Pandora’s Devices: Managing the Miseries of the Machine
Marriage is weird, Lincoln was wise, and six words that can transform a relationship
We had a bad feeling about our new neighbor, Jeff, when we saw the 12-inch cannabis bong on the table of his back patio, standing proudly. A “bong”, if you’ve never heard the word, is a glass water pipe used for smoking.
Jeff smoked pot before sunrise. He smoked multiple times through the morning and afternoon and evening, and into the late hours, and sometimes in the middle of the night. We knew this not only by the skunky smell that wafted into our yard, but because Jeff had a deep, hoarse, wet cough. When Jeff started coughing it was like Godzilla hacking up pieces of downtown Tokyo.
We could hear it anywhere in our house, even with the windows closed. We couldn’t enjoy our meals in the backyard, or any time in the backyard at all, as Jeff would invariably end up puffing up a storm. What could we do? We certainly couldn’t complain he was doing anything wrong, since recreational cannabis use is legal here (not just decriminalized). We felt powerless. Irritable. Outraged. But we knew we had to do something.
Our overriding instinct was to rail at our Gen Z cannabis-hooked neighbor over the wooden fence that separated our yards. “Don’t you have any idea how disruptive your pot-smoking is? Don’t you notice we have children? Don’t you have any awareness of the world around you? Don’t you, don’t you, don’t you…?”
Then we made a fateful decision that would change our relationship with Jeff forever. We collected some eggs that our chickens had just laid, and called out to Jeff over the fence: “Hey Jeff, we’ve got something for you.” No, we didn’t throw the eggs at him. They were a gift.
The purpose of the gift was not to placate Jeff, since he wasn’t the angry one. He was rather cheerful actually. The purpose of the gift—though we didn’t quite realize it at the time—was to create a shift in our own perception of Jeff. Through an act of benevolence, we instantly replaced the idea of punishing Jeff with being generous to Jeff. We changed as a result.
Suddenly our outrage vanished.

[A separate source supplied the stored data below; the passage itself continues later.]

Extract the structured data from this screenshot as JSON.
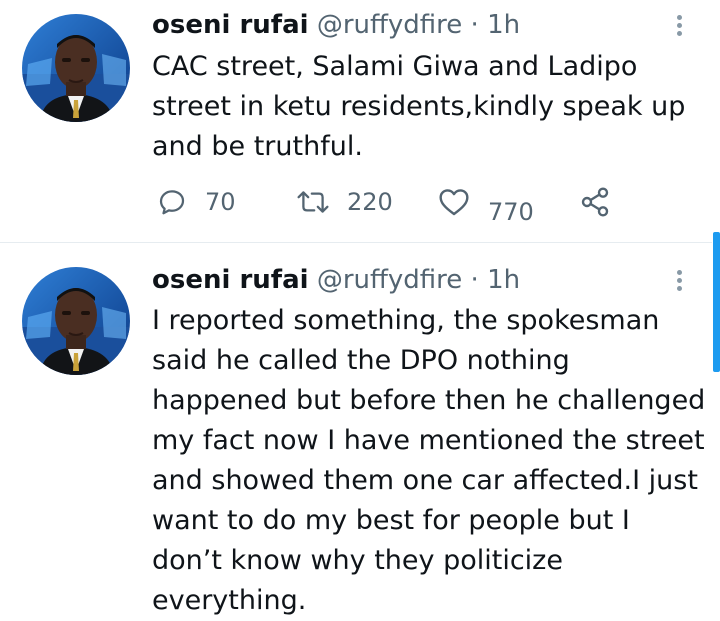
{
  "tweets": [
    {
      "author_name": "oseni rufai",
      "handle": "@ruffydfire",
      "separator": "·",
      "time": "1h",
      "text": "CAC street, Salami Giwa and Ladipo street in ketu residents,kindly speak up and be truthful.",
      "reply_count": "70",
      "retweet_count": "220",
      "like_count": "770"
    },
    {
      "author_name": "oseni rufai",
      "handle": "@ruffydfire",
      "separator": "·",
      "time": "1h",
      "text": "I reported something, the spokesman said he called the DPO nothing happened but before then he challenged my fact now I have mentioned the street and showed them one car affected.I just want to do my best for people but I don’t know why they politicize everything."
    }
  ],
  "icons": {
    "reply": "reply-icon",
    "retweet": "retweet-icon",
    "like": "heart-icon",
    "share": "share-icon",
    "more": "more-vertical-icon"
  },
  "colors": {
    "text": "#0f1419",
    "secondary": "#536471",
    "divider": "#e6ecf0",
    "scrollbar": "#1d9bf0"
  }
}
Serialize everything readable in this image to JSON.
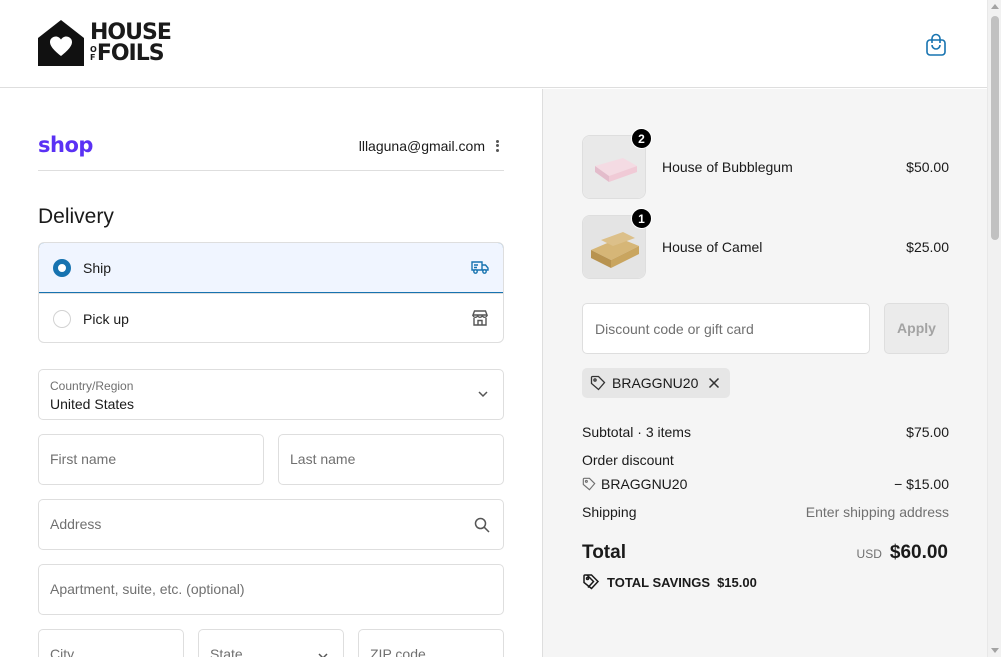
{
  "brand": {
    "line1": "HOUSE",
    "of_top": "O",
    "of_bottom": "F",
    "line2": "FOILS"
  },
  "account": {
    "shop_label": "shop",
    "email": "lllaguna@gmail.com"
  },
  "delivery": {
    "title": "Delivery",
    "options": [
      {
        "label": "Ship",
        "selected": true,
        "icon": "truck-icon"
      },
      {
        "label": "Pick up",
        "selected": false,
        "icon": "store-icon"
      }
    ]
  },
  "form": {
    "country_label": "Country/Region",
    "country_value": "United States",
    "first_name_placeholder": "First name",
    "last_name_placeholder": "Last name",
    "address_placeholder": "Address",
    "apartment_placeholder": "Apartment, suite, etc. (optional)",
    "city_placeholder": "City",
    "state_placeholder": "State",
    "zip_placeholder": "ZIP code"
  },
  "cart": {
    "items": [
      {
        "name": "House of Bubblegum",
        "price": "$50.00",
        "qty": "2",
        "color": "#e9c8d2"
      },
      {
        "name": "House of Camel",
        "price": "$25.00",
        "qty": "1",
        "color": "#c9a86a"
      }
    ]
  },
  "discount": {
    "placeholder": "Discount code or gift card",
    "apply_label": "Apply",
    "applied_code": "BRAGGNU20"
  },
  "summary": {
    "subtotal_label": "Subtotal · 3 items",
    "subtotal_value": "$75.00",
    "order_discount_label": "Order discount",
    "discount_code": "BRAGGNU20",
    "discount_value": "− $15.00",
    "shipping_label": "Shipping",
    "shipping_value": "Enter shipping address",
    "total_label": "Total",
    "currency": "USD",
    "total_value": "$60.00",
    "savings_label": "TOTAL SAVINGS",
    "savings_value": "$15.00"
  },
  "colors": {
    "accent": "#1773b0",
    "shop_purple": "#5a31f4",
    "summary_bg": "#f5f5f5"
  }
}
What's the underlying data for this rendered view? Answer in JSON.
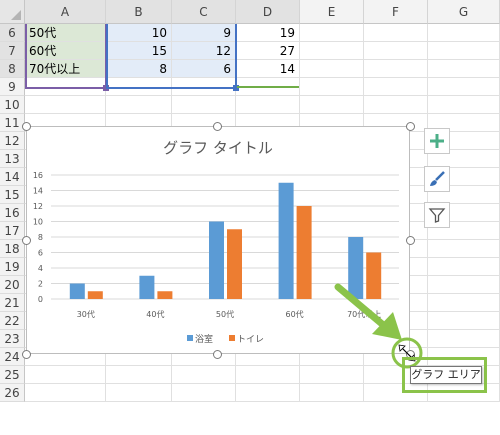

Our irritation didn’t go away, but we could laugh about it sometimes. We even felt comfortable enough to ask Jeff if he might refrain from smoking whenever we happened to be outside having a meal. And Jeff was perfectly agreeable with that.
We make our friends; we make our enemies; but God makes our next door neighbour.
- G. K. Chesterton
The ancient Greeks gave us the myth of Pandora, who received a cursed wedding present in the form of a box that, when she opened it, unleashed misery and evil on the world. The situation with Jeff presented us with a kind of Pandora’s Box. We had to decide whether to open the box—to speak up about his behavior and risk offending him, which might unleash conflict and make the situation worse—versus attempting some other action.
Not everything that spills out of Pandora’s Box causes outrage. Sometimes it unleashes milder reactions. In some cases we might even want to open our Pandora’s Box, so that others can see who we really are, even if they don’t like it.
We recently attended a wedding. It was a simple ceremony, bracingly traditional. The procession was led by a young girl holding a six-foot cross. We sang O Love, How Deep, whose text goes back to the 15th century, attributed to Thomas à Kempis who wrote The Imitation of Christ. The vows were traditional too, comparing the union of husband and wife to the union of Christ and the Church.
When you think about it, marriage is a unique thing. Even a weird thing. There is no other relationship in the world where two complete strangers come together, and each decides that the other person will be at the center of their own life, and that they will both keep this center permanently, to the exclusion of all other such relationships, until death.
That makes no sense in a world where almost everything is refundable, or redefinable.points out that having an affair is now considered by some an act of “self-care”. No wonder marriage can make some people cringe.